I now have a 2014 8.9L Cummins motorhome but recently I only travel 4 times per year, just enough to keep the engine from seizing up. I spend 3 months in St George in the spring & fall, 3 months in Cedar City in the summer, and 3 months in Mesquite in the winter.
This post is about diesel emissions and the EPA and I hope some find it interesting; however, the real reason I’m posting is to get a link to put on a hand bill so locals can type it into their web browser and read this post and see pictures of what happens in their public park while they’re at work.
What if you were given permission to “roll coal” in a city park for hours and days on end and do it in the vicinity of a children’s play area, bike path, skate park, volley ball court, pavilion with children eating lunch, horse shoe pit, dog park, and an assisted living complex, and then you were told you just contributed to the enforcement of the EPA clean air act because some students who paid you money to watch your activities learned how to identify excessive exhaust stack emissions. Well that’s basically the perverted logic behind my story below.
Instead of doing diesel analysis I now escort my dog Morris around town with the aid of my not yet diesel powered all terrain walker.
During Thursday May 4 and Friday May 5, 2017, I observed significant airborne pollution being intentionally emitted for a duration of several hours each day in Snow Park in the vicinity of the children’s play area, bike path, skate park, volley ball courts, pavilions with children eating lunch, the horse shoe pits, the dog park, and the assisted living complex.
A company by the name of Opacitek had set up a furnace-type incinerator with a smoke stack about 12 inches in diameter and 6 feet tall.
Several 5-gallon canisters of waste oil, diesel fuel, and possibly other unknown carcinogens were being metered into the furnace, and noxious smoke in copious quantities was coming from the smoke stack, wafting across the park, and settling out at ground level.

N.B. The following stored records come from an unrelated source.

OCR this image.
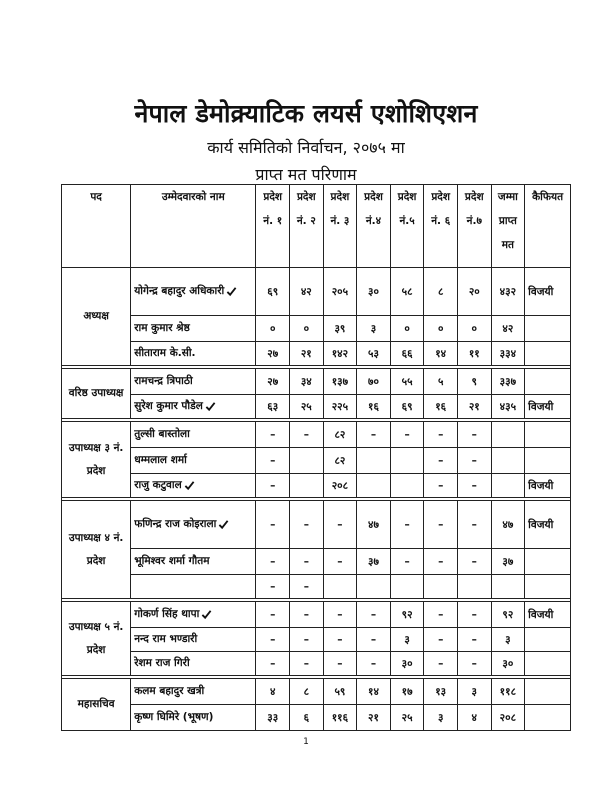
नेपाल डेमोक्र्याटिक लयर्स एशोशिएशन
कार्य समितिको निर्वाचन, २०७५ मा
प्राप्त मत परिणाम
पद	उम्मेदवारको नाम	प्रदेश नं. १	प्रदेश नं. २	प्रदेश नं. ३	प्रदेश नं.४	प्रदेश नं.५	प्रदेश नं. ६	प्रदेश नं.७	जम्मा प्राप्त मत	कैफियत
अध्यक्ष	योगेन्द्र बहादुर अधिकारी	६९	४२	२०५	३०	५८	८	२०	४३२	विजयी
	राम कुमार श्रेष्ठ	०	०	३९	३	०	०	०	४२	
	सीताराम के.सी.	२७	२१	१४२	५३	६६	१४	११	३३४	

वरिष्ठ उपाध्यक्ष	रामचन्द्र त्रिपाठी	२७	३४	१३७	७०	५५	५	९	३३७	
	सुरेश कुमार पौडेल	६३	२५	२२५	१६	६९	१६	२१	४३५	विजयी

उपाध्यक्ष ३ नं. प्रदेश	तुल्सी बास्तोला	–	–	८२	–	–	–	–		
	धम्मलाल शर्मा	–		८२			–	–		
	राजु कटुवाल	–		२०८			–	–		विजयी

उपाध्यक्ष ४ नं. प्रदेश	फणिन्द्र राज कोइराला	–	–	–	४७	–	–	–	४७	विजयी
	भूमिश्वर शर्मा गौतम	–	–	–	३७	–	–	–	३७	
		–	–							

उपाध्यक्ष ५ नं. प्रदेश	गोकर्ण सिंह थापा	–	–	–	–	९२	–	–	९२	विजयी
	नन्द राम भण्डारी	–	–	–	–	३	–	–	३	
	रेशम राज गिरी	–	–	–	–	३०	–	–	३०	

महासचिव	कलम बहादुर खत्री	४	८	५९	१४	१७	१३	३	११८	
	कृष्ण घिमिरे (भूषण)	३३	६	११६	२१	२५	३	४	२०८	
1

I was told by an Opacitek employee that training was being conducted so EPA workers would know how to identify various types and amounts of smoke stack emissions, and I was also told that this training has been going on in Snow Park for the past 15 years.
I watched an Opacitek employee call out a test number, make adjustments to some equipment, and the emissions from the smoke stack would change.
Sometimes dense black smoke was emitted like you’d see from an old-time diesel truck climbing a hill. Other times dense white smoke was emitted like you’d see following a car burning oil, and sometimes a medium dense grayish smoke was emitted.
All of the above cases caused my eyes to water and my throat and lungs to burn. I took pictures of the entire operation.
During the training on Friday May 5, I expressed my concerns to an Opacitek employee that the pollutants they were emitting cause cancer and other respiratory diseases, and in response the employee called the police. The policeman was very polite, and I had him witness the smoke wafting across the park. I pointed out to the officer that the smoke contained carcinogens and that in addition to the immediate exposure to the airborne carcinogens, the carcinogens settle out and accumulate on the grass and the surrounding park grounds where children play.
The officer agreed that doing this type of training in a public park wasn’t good and that he would express my concerns to his supervisor; however, the officer said he had no authority to shut down the training exercise. It seems to me that if a motor vehicle was driving around the park emitting even a fraction of what was coming out of the furnace smoke stack, that the officer would be empowered to cite the driver and even impound the vehicle.
During the training on Friday May 4, I encountered a fire marshal who told me he gave Opacitek permission to conduct their training in Snow Park. When I questioned his authority to do this the marshal replied that in order to do training he had the authority to burn down a house! I replied really, even in a public park? I took a picture of the marshal and walked away in disbelief.
Apparently St George officials think providing Opacitek a convenient place to conduct their training such as one with restrooms, water, electric, shade trees, and covered pavilions, is more important than protecting the health of the public.
As a PhD Electrical Engineer, it seems to me that in this age of computer simulation and sophisticated video display this training could easily be accomplished in a classroom. In any case if actual pollutants need to be emitted, this live training should absolutely not be done in a public park because children, seniors, and dogs, are especially susceptible to these types of pollutants.